When I suggested that stoning somebody to death was harsh and cruel, well, he did not think so. His response was strange to me, given that this conversation was happening in the United States, and more so in Arizona, which is known for its libertarian tendencies.
The item and the conversation with the cabbie was a refreshing reminder of the rule of law that we have in this country. While a sexual relationship outside of marriage might be considered by some Americans as immoral, we clearly make a distinction between individual notions of morality and a collective sense of legality. Death by stoning, which is thankfully a rare practice anywhere, introduces a harsh and extreme version of legality.
On the other hand, if Amnesty International and news agencies are found to be correct in their reports that a 13-year old rape victim had been stoned, then the story takes on an entirely different dimension and surpasses any discussion of morality, legality and cruel and unusual punishment. It is simply atrocious.
I could not discuss these matters further with the driver because we had reached the hotel. But neither am I able to shake off the news. It was my first conversation with somebody who defended anything as terrible as death by stoning. The clichéd conversation with cab drivers that commentators often rely upon, as if we are hard-wired that way, turned out to be anything but ordinary.

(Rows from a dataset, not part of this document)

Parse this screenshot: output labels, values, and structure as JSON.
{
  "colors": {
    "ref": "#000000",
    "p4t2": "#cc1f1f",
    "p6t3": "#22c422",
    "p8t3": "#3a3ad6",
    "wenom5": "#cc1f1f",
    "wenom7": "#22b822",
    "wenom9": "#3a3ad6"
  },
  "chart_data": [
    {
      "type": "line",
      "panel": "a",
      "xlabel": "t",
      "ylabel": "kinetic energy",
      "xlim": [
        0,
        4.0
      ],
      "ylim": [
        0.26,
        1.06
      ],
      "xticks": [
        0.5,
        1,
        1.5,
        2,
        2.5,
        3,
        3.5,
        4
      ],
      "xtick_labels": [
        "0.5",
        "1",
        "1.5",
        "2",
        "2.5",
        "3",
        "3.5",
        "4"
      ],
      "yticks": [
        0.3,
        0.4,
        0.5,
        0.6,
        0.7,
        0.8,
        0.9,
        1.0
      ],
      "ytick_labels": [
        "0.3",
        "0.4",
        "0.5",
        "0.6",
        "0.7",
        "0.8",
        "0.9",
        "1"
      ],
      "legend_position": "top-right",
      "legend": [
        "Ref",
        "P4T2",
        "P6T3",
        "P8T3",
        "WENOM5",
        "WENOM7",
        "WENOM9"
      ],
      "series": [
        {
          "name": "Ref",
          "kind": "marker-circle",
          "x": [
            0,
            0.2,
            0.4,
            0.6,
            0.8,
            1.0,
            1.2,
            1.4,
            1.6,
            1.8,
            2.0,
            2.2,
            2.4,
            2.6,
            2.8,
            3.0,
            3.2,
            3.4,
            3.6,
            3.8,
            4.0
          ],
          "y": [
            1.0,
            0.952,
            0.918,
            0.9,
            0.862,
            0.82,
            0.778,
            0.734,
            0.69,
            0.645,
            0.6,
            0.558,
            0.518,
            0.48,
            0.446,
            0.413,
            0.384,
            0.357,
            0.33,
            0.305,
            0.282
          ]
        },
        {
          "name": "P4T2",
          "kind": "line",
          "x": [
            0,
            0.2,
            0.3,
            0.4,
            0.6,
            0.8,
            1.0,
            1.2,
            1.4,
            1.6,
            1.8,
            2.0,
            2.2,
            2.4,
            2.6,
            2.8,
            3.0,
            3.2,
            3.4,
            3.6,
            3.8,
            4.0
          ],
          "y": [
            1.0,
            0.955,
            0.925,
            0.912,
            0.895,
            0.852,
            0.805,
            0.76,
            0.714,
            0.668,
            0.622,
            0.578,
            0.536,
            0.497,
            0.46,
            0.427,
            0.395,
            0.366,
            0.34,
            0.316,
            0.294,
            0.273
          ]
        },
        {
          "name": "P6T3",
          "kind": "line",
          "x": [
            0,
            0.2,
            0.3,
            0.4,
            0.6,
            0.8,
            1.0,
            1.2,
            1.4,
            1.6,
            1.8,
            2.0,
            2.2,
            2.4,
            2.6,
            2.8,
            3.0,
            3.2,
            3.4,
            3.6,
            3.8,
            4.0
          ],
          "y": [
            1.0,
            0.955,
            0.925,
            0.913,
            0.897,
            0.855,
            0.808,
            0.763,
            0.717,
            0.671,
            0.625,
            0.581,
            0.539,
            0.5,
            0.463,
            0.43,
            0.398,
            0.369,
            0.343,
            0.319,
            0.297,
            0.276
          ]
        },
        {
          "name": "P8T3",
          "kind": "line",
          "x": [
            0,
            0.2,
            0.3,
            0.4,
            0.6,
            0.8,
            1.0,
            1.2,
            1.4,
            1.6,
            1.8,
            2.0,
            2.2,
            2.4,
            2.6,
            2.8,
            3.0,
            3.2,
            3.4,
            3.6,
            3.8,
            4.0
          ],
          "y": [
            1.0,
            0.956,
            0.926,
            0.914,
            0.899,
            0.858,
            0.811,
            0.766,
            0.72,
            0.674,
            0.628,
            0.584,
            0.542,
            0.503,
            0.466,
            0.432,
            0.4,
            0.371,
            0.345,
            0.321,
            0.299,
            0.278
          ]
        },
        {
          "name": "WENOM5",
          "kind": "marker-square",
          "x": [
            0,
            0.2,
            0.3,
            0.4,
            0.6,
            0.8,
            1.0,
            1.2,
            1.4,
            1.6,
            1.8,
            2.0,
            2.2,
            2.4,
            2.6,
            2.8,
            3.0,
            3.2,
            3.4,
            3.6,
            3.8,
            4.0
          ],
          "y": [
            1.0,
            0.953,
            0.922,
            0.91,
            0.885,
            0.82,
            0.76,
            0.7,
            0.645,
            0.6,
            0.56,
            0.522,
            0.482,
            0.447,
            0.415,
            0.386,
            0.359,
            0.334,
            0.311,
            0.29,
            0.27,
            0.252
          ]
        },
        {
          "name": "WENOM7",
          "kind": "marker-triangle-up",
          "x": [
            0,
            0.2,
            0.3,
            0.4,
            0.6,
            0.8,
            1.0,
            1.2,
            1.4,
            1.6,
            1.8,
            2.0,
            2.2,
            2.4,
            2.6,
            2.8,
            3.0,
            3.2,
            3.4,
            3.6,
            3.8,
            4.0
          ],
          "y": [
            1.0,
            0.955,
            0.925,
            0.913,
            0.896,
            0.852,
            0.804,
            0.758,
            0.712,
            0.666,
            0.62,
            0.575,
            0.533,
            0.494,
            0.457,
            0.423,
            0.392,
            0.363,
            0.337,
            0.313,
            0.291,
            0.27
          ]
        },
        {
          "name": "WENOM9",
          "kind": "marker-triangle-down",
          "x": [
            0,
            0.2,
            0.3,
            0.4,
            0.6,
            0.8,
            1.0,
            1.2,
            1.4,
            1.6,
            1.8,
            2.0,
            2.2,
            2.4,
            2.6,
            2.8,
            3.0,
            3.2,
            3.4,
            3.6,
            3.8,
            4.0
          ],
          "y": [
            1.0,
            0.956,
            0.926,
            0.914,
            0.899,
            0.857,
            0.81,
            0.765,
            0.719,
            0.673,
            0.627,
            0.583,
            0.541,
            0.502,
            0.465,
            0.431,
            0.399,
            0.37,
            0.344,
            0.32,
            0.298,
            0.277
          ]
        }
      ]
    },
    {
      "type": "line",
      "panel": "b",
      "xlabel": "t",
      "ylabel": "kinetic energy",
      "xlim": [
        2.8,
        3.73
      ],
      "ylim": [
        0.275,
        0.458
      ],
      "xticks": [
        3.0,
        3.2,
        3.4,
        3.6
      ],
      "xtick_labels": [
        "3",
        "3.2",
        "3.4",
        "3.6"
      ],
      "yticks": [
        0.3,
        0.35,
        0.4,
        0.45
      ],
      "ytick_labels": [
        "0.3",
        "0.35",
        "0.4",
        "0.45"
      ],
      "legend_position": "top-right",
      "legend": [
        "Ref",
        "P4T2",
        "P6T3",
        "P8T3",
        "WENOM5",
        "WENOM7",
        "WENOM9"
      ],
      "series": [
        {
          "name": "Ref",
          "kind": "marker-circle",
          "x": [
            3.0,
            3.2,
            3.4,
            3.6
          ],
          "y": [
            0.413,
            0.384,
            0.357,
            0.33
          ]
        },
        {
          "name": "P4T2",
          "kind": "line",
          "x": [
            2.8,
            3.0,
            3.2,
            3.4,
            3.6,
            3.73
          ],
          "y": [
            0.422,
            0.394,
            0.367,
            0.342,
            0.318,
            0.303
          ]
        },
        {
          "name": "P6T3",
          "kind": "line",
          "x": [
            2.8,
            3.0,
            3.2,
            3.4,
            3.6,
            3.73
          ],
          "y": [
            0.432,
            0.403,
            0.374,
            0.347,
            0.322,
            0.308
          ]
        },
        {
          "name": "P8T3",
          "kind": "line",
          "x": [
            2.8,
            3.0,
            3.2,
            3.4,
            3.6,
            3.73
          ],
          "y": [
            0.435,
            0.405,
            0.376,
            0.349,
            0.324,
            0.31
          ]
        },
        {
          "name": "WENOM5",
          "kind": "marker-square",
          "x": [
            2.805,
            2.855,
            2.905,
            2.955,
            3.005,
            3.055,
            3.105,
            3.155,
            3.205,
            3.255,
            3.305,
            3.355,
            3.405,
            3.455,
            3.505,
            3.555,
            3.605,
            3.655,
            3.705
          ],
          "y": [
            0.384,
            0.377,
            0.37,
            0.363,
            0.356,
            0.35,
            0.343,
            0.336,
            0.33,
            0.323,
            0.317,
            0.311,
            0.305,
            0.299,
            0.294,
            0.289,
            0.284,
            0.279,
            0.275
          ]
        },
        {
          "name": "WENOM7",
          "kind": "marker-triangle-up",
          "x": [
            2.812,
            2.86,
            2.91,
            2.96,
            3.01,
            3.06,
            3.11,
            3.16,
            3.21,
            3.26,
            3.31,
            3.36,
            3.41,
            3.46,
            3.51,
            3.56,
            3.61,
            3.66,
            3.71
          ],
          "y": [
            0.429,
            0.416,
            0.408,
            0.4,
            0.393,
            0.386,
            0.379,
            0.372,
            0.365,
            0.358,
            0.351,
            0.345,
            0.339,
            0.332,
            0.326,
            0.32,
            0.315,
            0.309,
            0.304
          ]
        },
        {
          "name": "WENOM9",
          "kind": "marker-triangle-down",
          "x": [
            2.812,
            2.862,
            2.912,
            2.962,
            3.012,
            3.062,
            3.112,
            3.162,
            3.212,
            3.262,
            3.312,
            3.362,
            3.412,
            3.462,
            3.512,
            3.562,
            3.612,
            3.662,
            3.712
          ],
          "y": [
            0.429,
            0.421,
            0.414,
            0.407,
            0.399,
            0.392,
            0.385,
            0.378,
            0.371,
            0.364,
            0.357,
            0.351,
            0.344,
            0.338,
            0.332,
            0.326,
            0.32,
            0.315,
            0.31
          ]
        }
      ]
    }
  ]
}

But this story is only a small part of the tragedy Somalia has become. It has been a failed state for a number of years. Piracy off its coast is not a Hollywood-style “Pirates of the Caribbean” swashbuckler but real, with economic and human costs. Neighboring Kenya has been warned by warring Somali factions that it should stay out unless it wants to be drawn into the conflict.
Perhaps there is no better time than now to follow up on these and many other global issues that we need to understand, and to see if there is something we could do constructively in order to make it a better world. This is a good time because the week of Nov. 17 is celebrated as International Education Week as well as Geography Awareness Week.
And, yes, please continue to have conversations with cab drivers, too.